Schemas and Coders and Benchmarks

This weekend I got nerd snipped into working on a part of my hobby SDK, that I didn’t have too much motivation to do. Beam Schema Row coders.

But they do need to be done eventually, so I implemented them.

In particular, what I needed was a way to take the Beam Schema Proto, and turn it into coder that could produce a dynamic row value. The existing Go SDK in principle could do it, but it’s not easy due to a choice I made years and years ago. I’m not convinced it’s the wrong choice though.
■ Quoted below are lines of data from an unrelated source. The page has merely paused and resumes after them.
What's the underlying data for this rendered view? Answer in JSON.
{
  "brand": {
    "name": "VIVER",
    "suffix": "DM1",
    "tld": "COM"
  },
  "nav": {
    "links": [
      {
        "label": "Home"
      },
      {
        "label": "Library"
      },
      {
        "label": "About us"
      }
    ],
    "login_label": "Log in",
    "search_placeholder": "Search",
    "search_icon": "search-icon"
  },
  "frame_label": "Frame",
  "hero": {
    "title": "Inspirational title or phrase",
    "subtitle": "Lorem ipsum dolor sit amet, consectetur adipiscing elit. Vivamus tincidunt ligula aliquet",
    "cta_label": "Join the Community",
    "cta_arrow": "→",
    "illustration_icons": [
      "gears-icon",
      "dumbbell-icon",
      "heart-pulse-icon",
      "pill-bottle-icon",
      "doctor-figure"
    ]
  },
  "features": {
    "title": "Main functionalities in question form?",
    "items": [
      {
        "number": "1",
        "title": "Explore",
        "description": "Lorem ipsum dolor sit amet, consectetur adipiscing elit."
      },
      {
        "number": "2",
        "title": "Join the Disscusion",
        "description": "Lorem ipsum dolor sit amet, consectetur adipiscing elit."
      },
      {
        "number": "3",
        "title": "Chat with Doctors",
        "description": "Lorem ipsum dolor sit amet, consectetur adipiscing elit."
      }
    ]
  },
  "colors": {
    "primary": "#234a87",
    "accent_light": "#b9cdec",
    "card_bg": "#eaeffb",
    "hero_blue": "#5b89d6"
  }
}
Besides, adding the new handling to the API would take longer than adding it to the hobby SDK, or for what I needed it for from scratch.

Perhaps that’s not entirely true. I’m being paranoid about continuing to broaden the API surface of the existing SDK. It’s already quite large and complex, and the interactions are already quite subtle.

Anyway, I wrote a quick naive implementation of the code, added tests, made them all pass, and wrote a benchmark.

func BenchmarkRoundtrip(b *testing.B) {
	for _, test := range suite {
		b.Run(test.name, func(b *testing.B) {
			c := ToCoder(test.schema)
			b.ReportAllocs()
			b.ResetTimer()
			for range b.N {
				r := coders.Decode(c, test.data)
				if got, want := coders.Encode(c, r), test.data; !cmp.Equal(got, want) {
					b.Errorf("round trip decode-encode not equal: want %v, got %v", want, got)
				}
			}
		})
	}
}

It’s a pretty straightforward thing. I took the implementation straight from the above tests, set it to report allocations, and restart the benchmark timer, and then get to iterating.

This gives bad results though. The problem is here:

if got, want := coders.Encode(c, r), test.data; !cmp.Equal(got, want) {
    b.Errorf("round trip decode-encode not equal: want %v, got %v", want, got)
}

I kept the comparison in, to validate that everything continues to work as desired through the thousands of runs the coders would be put though. Or I was lazy about it. cmp is not intended to be high performance, it’s intended to be convenient and correct.

Had I used bytes.Equal instead of the general cmp.Equal, I’d have spent less CPU, and probably wouldn’t have noticed.

For this task, I didn’t much care about CPU. I cared about allocations, which do directly affect CPU and memory usage. And cmp is allocation heavy by comparison to a straight byte slice equality check.

That’s not all though. I had used my convenience functions for the benchmark too, to trivially get the through the decode and encode cycle. coders.Decode and coders.Encode are just small wrappers to simplify quick one off encodings, such as for testing.

But like cmp, they are convenient, not high performance.

The test body now looks like this:

c := ToCoder(test.schema)
// Mild shenanigans to prevent unnecessary allocations.
enc := coders.NewEncoder()
dec := *coders.NewDecoder(test.data)
n := len(test.data)
want := test.data

b.ReportAllocs()
b.ResetTimer()
for range b.N {
    enc.Reset(n)
    dec = *coders.NewDecoder(test.data)
    r := c.Decode(&dec)
    c.Encode(enc, r)
    if got := enc.Data(); !bytes.Equal(got, want) {
        b.Errorf("encoding not equal: want %v, got %v", want, got)
    }
}

Moving the Encoder and Decoder allocations out of the hot loop, removed them from the profile graph. There’s a bit of “fun” with the Decoder to avoid it getting heap allocated anew for each loop when the test data is being reset. Having the comparison back in adds a few nanoseconds per run, but helps keep the code staying robust.

All of this was a problem largely because I wanted to collect a nice and clean “before” and “after” versions of the metrics as I cleaned up and changed the implementation. I like seeing performance improvements. But now the results are incomparable, and not apples to apples, so I’ve cleared them away.

I am happy where this has ended up though. I incorporated the unsafe tricks protocol buffers use to minimize allocations and space in their protoreflect package: https://github.com/protocolbuffers/protobuf-go/blob/master/reflect/protoreflect/value_unsafe_go121.go.

The idea is the same, really. Be able to refer to and mutate values and fields efficiently, against a known schema. I’d use their implementation directly if I were able to, but they have it quite locked down for the same reasons why I’ve put this stuff in an internal package for the time being. I want it to be able to change.

This is basically half of a useful article, other than the lesson about being certain you know what you’re measuring in your benchmarks. We’ll see if I turn back the clock and collect clean measurements of the implementations.